Wednesday, April 25, 2007

Top Hedge Fund Managers Salaries Ballooned in '06

Top Hedge Fund Managers Salaries Ballooned in '06
By REUTERS, April 24, 2007

The high-rolling life of the world's top hedge fund managers just keeps getting better.

The latest survey on hedge fund salaries shows that, for the first time, founding executives at three major hedge funds took home well over $1 billion last year.
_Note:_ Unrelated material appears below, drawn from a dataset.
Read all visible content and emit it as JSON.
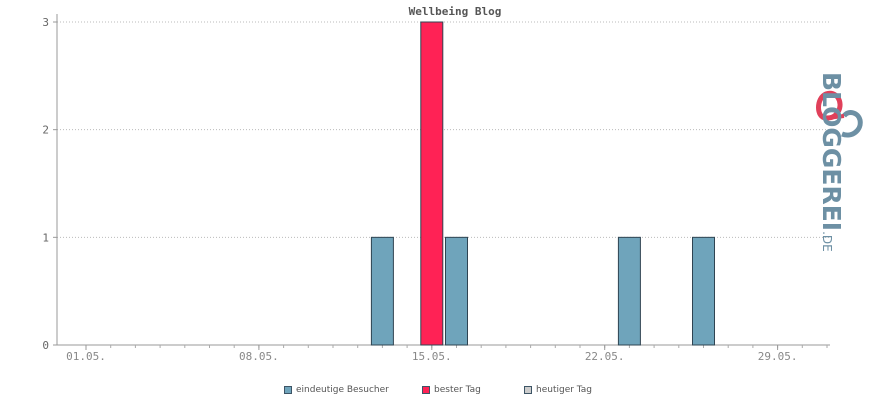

And the average pay for the top 25 hedge fund managers rose a staggering 57 percent to $570 million in 2006 from 2005, according to industry publication Alpha Magazine.
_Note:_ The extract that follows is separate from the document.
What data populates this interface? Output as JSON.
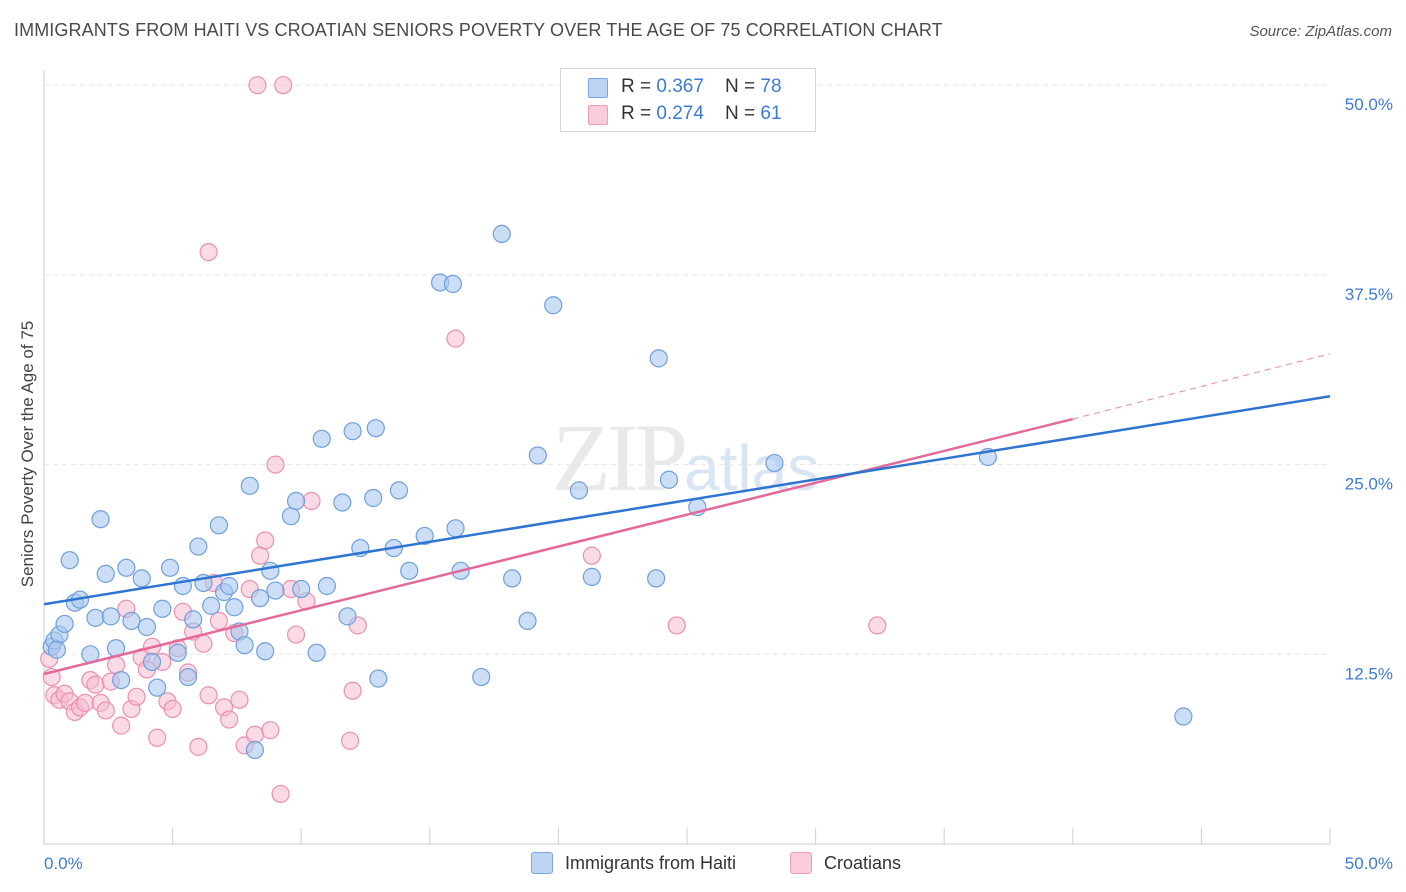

The magazine, which based its pay scale findings on fund performance, fees and ownership structure, said fund managers benefited from rising global equity markets, adroit investment strategies and fees paid from investors to manage their money.

The Alpha survey also showed that experience pays - among the top-10 earners are veteran traders including George Soros of Soros Fund Management, Bruce Kovner of Caxton Associates, Paul Tudor Jones II of Tudor Investment Corp. and Carl Icahn, the 1980s corporate raider-turned-hedge fund operator.

Topping the Alpha list for 2006 for the second consecutive year is James Simons, the 69-year-old founder of Renaissance Technologies Corp., whose pay packet swelled by $200 million to $1.7 billion in 2006 from $1.5 billion in 2005.

Billion dollar baby


Simons, whose Long Island, New York-based fund family generates profits through computer generated trading models designed to track minute changes in global securities markets, holds advanced mathematics degrees and maintains close ties to academia.

The second-highest 2006 earner, according to Alpha, is Ken Griffin, the 38-year-old founder of Chicago-based colossus Citadel Investment Group, a $12 billion fund group that trades in myriad strategies including energy, long-short equity, quantitative strategies and credit.

Griffin took home $1.4 billion in 2006, up from just $240 million in 2004, fueled by gains to its Kensington fund, which posted average annual returns of 20.7 percent over eight years and its Wellington fund, which gained an average of 23.6 percent in the same period.

Citadel also gained through its two-year-old electronic trading platform, which trades an average of 150 million shares daily, Alpha said.

Ranked third is Edward Lampert, head of ESL Investments, who is chairman of Sears Holdings Corp. (SHLD.O) and holds a 42.5 percent stake in the mega-retailer that he helped form by merging Sears into bankrupt Kmart Holdings in 2005.

The stock continues to scale upwards, rising 43.6 percent in the 12 months of 2006 and now trades at $189 a share, fueling gains for ESL as its biggest holding.

The following is the complete top-10 list of hedge fund earners in 2006:

1. James Simons, Renaissance Technologies, $1.7 billion
2. Ken Griffin, Citadel Investment, $1.4 billion
3. Edward Lampert, ESL Investment, $1.3 billion
4. George Soros, Soros Fund Management, $950 million
5. Steven Cohen, SAC Capital, $900 million
6. Bruce Kovner, Caxton Associates, $715 million
7. Paul Tudor Jones, Tudor Investment, $690 million
8. Tim Barakett, Atticus Capital, $675 million
9. David Tepper, Appaloosa Management, $670 million
10. Carl Icahn, Icahn Partners, $600 million.